Vertreter der russischsprachigen Gemeinde Israels haben bekanntgegeben, dass in der nächsten Zukunft im Land ein Zentrum des Erbes der Juden der UdSSR entstehen wird. Auf entsprechende Fragen der „NG“ zur inhaltlichen Ausfüllung des Begriffs „sowjetische Juden“ antwortete der Schriftsteller David Markish.
Warum ist die Gemeinschaft, der das künftige Zentrum gewidmet wird, gerade als Juden der UdSSR und nicht – sagen wir einmal – Russlands bezeichnet worden? Hängt dies vor allem mit der historischen Periode der Sowjetmacht zusammen?

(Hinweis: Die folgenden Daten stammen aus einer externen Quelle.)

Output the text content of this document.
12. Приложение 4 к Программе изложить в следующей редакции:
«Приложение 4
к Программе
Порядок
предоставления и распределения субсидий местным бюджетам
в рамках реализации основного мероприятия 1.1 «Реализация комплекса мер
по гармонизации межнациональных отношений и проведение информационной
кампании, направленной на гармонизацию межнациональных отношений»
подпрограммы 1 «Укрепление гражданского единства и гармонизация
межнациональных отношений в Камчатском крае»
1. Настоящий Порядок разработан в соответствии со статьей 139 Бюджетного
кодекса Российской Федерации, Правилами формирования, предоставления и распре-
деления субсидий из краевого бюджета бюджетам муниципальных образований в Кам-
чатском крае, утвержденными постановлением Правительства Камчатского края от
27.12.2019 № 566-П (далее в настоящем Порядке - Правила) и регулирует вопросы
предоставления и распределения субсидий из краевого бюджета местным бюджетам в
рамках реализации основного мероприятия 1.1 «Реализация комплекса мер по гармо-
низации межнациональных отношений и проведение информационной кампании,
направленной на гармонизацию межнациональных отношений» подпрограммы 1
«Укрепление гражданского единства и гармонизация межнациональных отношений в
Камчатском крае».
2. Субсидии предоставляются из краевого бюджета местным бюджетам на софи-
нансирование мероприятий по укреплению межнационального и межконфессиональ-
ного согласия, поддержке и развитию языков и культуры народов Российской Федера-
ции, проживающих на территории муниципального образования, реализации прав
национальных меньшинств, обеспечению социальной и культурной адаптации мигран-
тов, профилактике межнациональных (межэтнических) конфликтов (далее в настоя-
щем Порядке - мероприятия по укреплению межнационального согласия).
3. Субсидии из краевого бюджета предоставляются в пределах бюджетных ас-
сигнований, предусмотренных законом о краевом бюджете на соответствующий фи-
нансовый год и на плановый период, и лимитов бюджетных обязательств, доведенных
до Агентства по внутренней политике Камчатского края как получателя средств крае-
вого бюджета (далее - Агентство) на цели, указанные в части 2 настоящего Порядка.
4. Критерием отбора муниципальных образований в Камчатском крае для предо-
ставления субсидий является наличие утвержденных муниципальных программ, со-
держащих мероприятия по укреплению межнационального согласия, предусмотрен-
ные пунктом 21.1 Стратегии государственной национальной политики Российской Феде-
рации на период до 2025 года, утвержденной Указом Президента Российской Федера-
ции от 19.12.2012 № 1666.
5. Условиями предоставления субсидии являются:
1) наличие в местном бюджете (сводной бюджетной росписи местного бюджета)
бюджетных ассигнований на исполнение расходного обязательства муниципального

Die Juden der UdSSR oder umgangssprachlich: die sowjetischen Juden waren von den Juden der Zarenzeit durch eine unüberwindliche kulturelle und soziale Mauer abgeschottet worden. Letztere hatten sozusagen unter Verschluss und ohne ein Ausreiserecht in einem ausgedehnten Ansiedlungsrayon (dem Tscherta osedlosti) gelebt, der durch Katharina der Großen auf dem Territorium Osteuropas etabliert worden war, und sprachen Jiddisch. Den Rayon, den man mit vollem Recht „Jiddischland“ bezeichnen kann, existierte bis zum Februar 1917 und wurde durch einen der ersten Beschlüsse der Provisorischen Regierung aufgehoben. Bis zur Zeit des bolschewistischen Umsturzes hatten es die freigekommenen Juden geschafft, mit leichter Seele den innerhalb von 200 Jahren einem über gewordenen Ansiedlungsrayon zu verlassen und sich in Städten Zentralrusslands niederzulassen. Sie hatten mit ihren Nachfahren auch den Grundstock des künftigen sowjetischen städtischen Judentums gebildet. Bis zum heutigen Zeitpunkt sind die Juden des zaristischen Ansiedlungsrayons schon längst ausgestorben, ja und von den sowjetischen ist lediglich ein kleines Überbleibsel geblieben – in Russland, in Israel und in Amerika. Die Zeit hat ihren Preis. Wir, die geblieben sind, verwandeln uns ein wenig in Artefakte und dienen als ein Gegenstand für eine Untersuchung durch Wissenschaftler – von Historikern und Ethnografen. Uns gegenüber, gegenüber den „russischen Juden“ hat man eine gelungene Formulierung von irgendwem angewandt: „Wir alle sind aus dem Ansiedlungsrayon wie die russische Literatur aus der Gogol-Novelle „Der Mantel“ hervorgegangen“.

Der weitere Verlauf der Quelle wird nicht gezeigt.